I tuned in a few minutes late to President Obama’s press conference, but from the looks of things I didn’t miss anything. He railed against Republicans for rejecting his phony jobs bill, without acknowledging that Democrat Sen. Harry Reid is the one who is bollixing it up in the Senate. He railed against Republicans for wanting to rein in the EPA, but never acknowledged that his regulatory over reach has already provably caused layoffs and threatens to cause power shortages. He tried to describe and identify with the struggles that millions of Americans are going through in the tough economy, but never acknowledged that his own policies are at least partly to blame. He called for questions from what looked like a preformulated list of approved reporters. From the looks of the CNN liveblog, none of the questions were particularly probing and none of the answers, very insightful. When I tuned in he seemed to be trying to justify government “investments” in green companies like Solyndra, indicating that he still has not learned much from the failure and scandal now dogging his administration. This answer tells me that Obama is still more of a Tom Friedman than a Steve Jobs, on the economy and innovation:
11:32 a.m. ET – On Solyndra: We’ve got to dominate cutting edge technologies and manufacturing. Part of what’s happening is other countries are putting enormous subsidies in these companies to get them started overseas. We knew from the start the loan guarantee program was going to involve some risk. The overall portfolio has been successful. There are going to be some companies that did not work out. Solyndra was one of them…but I have confidence the decision were made based on what would be good for the American economy and getting people back to work.

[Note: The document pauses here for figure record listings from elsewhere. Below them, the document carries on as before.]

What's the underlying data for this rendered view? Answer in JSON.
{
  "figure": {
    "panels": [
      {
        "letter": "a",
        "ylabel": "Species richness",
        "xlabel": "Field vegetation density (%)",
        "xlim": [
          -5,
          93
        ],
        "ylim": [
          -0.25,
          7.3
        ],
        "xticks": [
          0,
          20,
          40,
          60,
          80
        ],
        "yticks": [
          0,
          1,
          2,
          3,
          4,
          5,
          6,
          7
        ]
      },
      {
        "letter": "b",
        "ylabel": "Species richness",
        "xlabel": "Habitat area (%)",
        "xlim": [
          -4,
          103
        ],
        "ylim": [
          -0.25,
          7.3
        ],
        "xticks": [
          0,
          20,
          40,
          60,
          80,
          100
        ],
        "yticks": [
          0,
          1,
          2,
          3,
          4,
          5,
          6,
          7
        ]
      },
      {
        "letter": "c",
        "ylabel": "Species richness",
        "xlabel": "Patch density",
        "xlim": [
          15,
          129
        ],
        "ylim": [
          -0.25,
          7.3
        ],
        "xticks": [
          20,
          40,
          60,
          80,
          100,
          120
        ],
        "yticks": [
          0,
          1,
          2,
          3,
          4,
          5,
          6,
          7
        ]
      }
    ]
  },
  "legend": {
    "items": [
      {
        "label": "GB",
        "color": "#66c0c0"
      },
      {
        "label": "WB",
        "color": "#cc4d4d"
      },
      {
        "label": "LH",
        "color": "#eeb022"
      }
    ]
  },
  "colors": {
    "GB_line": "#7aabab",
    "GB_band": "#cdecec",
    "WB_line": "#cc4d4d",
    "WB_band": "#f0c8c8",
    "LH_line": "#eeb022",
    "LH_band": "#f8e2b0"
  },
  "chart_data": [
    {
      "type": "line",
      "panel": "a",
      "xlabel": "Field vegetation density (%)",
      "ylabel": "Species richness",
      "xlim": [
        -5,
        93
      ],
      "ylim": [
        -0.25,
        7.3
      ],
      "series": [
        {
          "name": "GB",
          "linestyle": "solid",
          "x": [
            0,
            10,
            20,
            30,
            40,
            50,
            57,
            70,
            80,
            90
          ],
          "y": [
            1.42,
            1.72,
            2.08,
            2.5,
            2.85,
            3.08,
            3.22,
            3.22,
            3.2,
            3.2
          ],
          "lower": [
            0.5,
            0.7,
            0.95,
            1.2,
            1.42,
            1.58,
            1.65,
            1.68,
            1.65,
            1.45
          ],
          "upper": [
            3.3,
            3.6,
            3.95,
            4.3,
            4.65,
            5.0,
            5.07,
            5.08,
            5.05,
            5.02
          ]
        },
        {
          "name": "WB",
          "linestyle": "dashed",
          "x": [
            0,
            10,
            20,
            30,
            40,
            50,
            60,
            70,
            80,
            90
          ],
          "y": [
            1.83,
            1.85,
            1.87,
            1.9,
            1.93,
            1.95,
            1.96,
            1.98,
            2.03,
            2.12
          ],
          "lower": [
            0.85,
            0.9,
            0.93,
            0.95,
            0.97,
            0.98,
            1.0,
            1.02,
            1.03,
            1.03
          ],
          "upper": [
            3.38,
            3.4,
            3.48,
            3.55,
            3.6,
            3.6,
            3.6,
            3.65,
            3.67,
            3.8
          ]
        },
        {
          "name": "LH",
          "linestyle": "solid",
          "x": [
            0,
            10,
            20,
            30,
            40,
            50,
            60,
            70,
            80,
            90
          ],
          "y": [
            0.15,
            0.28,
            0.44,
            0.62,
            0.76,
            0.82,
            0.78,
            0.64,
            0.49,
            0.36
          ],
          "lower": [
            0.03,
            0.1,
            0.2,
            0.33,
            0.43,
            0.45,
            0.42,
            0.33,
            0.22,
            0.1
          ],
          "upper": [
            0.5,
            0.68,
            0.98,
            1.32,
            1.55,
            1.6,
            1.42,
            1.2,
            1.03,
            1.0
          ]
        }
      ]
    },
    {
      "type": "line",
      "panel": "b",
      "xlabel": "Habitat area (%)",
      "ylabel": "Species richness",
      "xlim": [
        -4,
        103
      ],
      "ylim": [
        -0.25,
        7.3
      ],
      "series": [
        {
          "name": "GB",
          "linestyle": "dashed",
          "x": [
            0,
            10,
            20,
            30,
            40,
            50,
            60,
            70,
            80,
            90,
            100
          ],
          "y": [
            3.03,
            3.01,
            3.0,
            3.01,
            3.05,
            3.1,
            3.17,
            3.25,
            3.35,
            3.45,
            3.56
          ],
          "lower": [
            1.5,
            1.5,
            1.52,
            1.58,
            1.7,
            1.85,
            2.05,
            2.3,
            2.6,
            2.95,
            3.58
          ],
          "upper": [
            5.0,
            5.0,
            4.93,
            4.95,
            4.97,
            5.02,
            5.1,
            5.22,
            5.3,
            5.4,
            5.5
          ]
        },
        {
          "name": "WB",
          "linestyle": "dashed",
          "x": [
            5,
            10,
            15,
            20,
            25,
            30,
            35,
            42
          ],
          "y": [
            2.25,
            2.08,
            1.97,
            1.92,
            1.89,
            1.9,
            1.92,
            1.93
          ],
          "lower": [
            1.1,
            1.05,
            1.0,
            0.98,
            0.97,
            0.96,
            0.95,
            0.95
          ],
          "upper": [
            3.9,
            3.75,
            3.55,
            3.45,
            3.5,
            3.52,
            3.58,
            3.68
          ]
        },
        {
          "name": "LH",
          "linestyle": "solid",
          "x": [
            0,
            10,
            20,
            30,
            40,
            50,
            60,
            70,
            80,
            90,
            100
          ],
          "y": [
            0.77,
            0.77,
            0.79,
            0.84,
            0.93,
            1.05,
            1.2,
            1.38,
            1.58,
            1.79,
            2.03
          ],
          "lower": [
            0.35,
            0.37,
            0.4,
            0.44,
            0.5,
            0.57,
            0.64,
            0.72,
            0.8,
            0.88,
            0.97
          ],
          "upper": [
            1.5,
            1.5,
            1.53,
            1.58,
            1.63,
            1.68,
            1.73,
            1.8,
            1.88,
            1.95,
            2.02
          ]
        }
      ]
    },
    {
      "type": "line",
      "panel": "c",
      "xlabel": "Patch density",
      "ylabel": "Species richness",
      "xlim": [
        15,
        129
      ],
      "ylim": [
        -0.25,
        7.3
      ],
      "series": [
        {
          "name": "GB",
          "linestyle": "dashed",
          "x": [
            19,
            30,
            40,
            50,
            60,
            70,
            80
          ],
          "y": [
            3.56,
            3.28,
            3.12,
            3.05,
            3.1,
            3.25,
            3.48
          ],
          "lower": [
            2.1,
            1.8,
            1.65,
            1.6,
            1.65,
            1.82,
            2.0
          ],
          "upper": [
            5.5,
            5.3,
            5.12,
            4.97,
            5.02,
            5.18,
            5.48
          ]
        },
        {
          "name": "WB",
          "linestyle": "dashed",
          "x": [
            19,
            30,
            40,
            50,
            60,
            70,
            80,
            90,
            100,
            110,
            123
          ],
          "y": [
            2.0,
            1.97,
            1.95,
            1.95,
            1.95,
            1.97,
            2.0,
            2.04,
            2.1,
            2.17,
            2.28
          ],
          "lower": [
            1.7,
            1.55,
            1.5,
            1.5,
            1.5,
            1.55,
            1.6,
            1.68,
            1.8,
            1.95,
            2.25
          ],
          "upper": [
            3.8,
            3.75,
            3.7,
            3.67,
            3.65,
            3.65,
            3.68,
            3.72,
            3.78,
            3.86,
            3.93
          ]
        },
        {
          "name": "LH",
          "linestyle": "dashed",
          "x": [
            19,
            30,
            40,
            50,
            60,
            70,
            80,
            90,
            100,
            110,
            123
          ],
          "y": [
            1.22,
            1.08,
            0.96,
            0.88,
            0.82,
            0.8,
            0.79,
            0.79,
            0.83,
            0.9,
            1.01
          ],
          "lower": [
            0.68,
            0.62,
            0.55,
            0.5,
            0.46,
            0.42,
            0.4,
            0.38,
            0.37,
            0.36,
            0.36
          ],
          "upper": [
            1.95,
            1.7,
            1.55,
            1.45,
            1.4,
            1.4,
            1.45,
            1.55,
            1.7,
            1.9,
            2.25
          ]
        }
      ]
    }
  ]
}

Didn’t we have this same debate in the 1980s, when it looked like Honda and Toyota were set to take over the world on behalf of Japan?
And while the US auto manufacturers remained mired in Big Labor’s grip and refused to innovate to remain competitive, a little American company called Apple innovated, went to the brink of oblivion, and then brought itself back to become the global powerhouse that it is by making products that people want, and which make lives better? And Honda and Toyota started making great cars right here in America.
We had this debate. It was settled. President Obama is living in the big government past.
I suppose the president’s point was to come out, generate some headlines and appear presidential. Two out of three ain’t bad, I guess. The latter has escaped him and gets farther from him with each speech, easily knocked down falsehood or sham bill.